Giu 062020
 

Estasiata dal mio madrigale, la donna sorrise in maniera così soave da sembrarmi la luna quando fa capolino da una nube con la sua faccia piena. Poi, accompagnando con gesti le parole, disse: «Se non disdegni, o bel giovine, una donna di classe che quest’anno ha conosciuto per la prima volta l’uomo, io ti offro l’amore di una sorella. So che tu hai già un fratellino – lo ammetto, ho preso qualche informazione -, ma chi ti impedisce di adottare anche una sorella?
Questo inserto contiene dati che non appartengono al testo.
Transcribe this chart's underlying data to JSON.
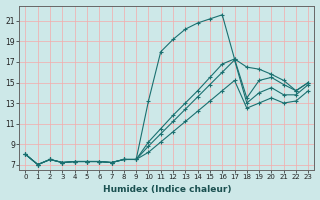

A me basta stare sul suo stesso piano. Tu dègnati solo, quando te ne vien voglia, di provare anche i miei di baci». «Anzi» replicai, «sono io che ti scongiuro, in nome della tua bellezza, di voler ammettere tra i tuoi spasimanti uno straniero. Se ti lasci adorare, vedrai come sono devoto. E perché tu non debba pensare che io voglia entrare gratis nel tempio d’Amore, accetta in dono il mio fratellino». «Ma come» replicò lei, «mi regali questo bel ragazzino senza il quale non puoi vivere e dalle cui labbra pendi, questo qui che tu ami come io vorrei essere amata da te?». Mentre pronunciava queste parole, la sua voce era accompagnata da una tale grazia, e un suono così dolce carezzava l’aria, che sembrava di sentire nell’aria l’armonioso canto delle Sirene. E mentre ero lì in estasi che la contemplavo e tutto il cielo intorno brillava di un non so che di più splendente, volli sapere il nome di quella dea. «E così» disse lei «la mia ancella non ti ha detto che mi chiamo Circe? Ma non sono figlia del Sole, e mia madre non fermò, a piacer suo, il corso del mondo. Eppure, se il destino vorrà vederci uniti, avrò lo stesso motivo di render grazie al cielo. Anzi, penso che un dio sia già all’opera con non so quali suoi taciti progetti. E non è senza un motivo che Circe ama Polieno: da sempre tra questi due nomi divampa una grande passione. Avanti, se ne hai voglia prendimi pure, e non temere se qualcuno ci vede, perché tanto il tuo fratellino non c’è». Così disse Circe e, abbracciandomi con quelle sue braccia morbide come la piuma, mi attirò a terra su un prato che era tutto colori.

Come i fiori che in vetta dell’Ida cosparse

la madre Terra, nel giorno in cui Giove si unì

al suo legittimo amore e l’ardere delle fiamma sentì nel petto:

brillarono le rose, le viole e il cipero dolce,

e risero i bianchi gigli sul verde del prato:

così ci invitava all’amplesso la terra su soffici erbe,

e candido il giorno inneggiava all’amore segreto.

Ugualmente avvinghiati in quel prato, ci divoravamo in un gioco di baci, nell’attesa del piacere più intenso.

CIRCE A POLIENO. «Ma cosa t’è preso?» sbottò a un tratto. «Forse ti danno fastidio i miei baci? Non avrò per caso l’alito cattivo per colpa del digiuno? O del sudore rancido sotto le ascelle? Ma se non è così, e lo credo, non sarà mica perché hai paura di Gitone?». E io, tutto rosso in faccia per la vergogna, persi anche quel poco di forze che mi restavano, e col corpo che mi si afflosciava dissi: «Non schernire, ti prego, o regina, le mie sventure: qui mi sa che sono vittima di una fattura».

*

CIRCE. «Criside, sii sincera, dimmi la verità: sono brutta? Non sono vestita come si deve? C’è qualche difetto che offusca la mia bellezza? Non ingannare la tua padrona. Non lo so proprio in cosa ho sbagliato». E dato che la ragazza non apriva bocca, le strappò di mano uno specchio e, dopo aver provato tutte le espressioni che la gioia di solito disegna sui volti degli innamorati, si aggiustò un attimo il vestito spiegazzato dal contatto con la terra e poi si infilò in fretta e furia nel tempio di Venere. Io invece, con la faccia da condannato e i brividi dappertutto come se avessi visto un fantasma, cominciai a chiedermi se non ero stato defraudato del vero piacere.

Così, nel sopore della notte, quando i sogni c’illudono

gli occhi errabondi e la terra sventrata ci mostra

alla luce dell’oro, rapace la mano soppesa il tesoro

e lo rapisce, sul volto si spande il sudore, stringe

il cuore la paura che possa qualcuno scoprire

il segreto e ci strappi dal grembo il bottino.

Quando poi l’illusione svanisce e al vero ritorna

la mente, brama l’animo ciò che ha perduto,

e nel sogno scomparso con tutti i suoi sensi s’aggira.

*

GITONE A ENCOLPIO. «E così ti ringrazio davvero per questo tuo amore socratico che hai verso di me. Nemmeno Alcibiade dormì così intatto nel letto del suo precettore».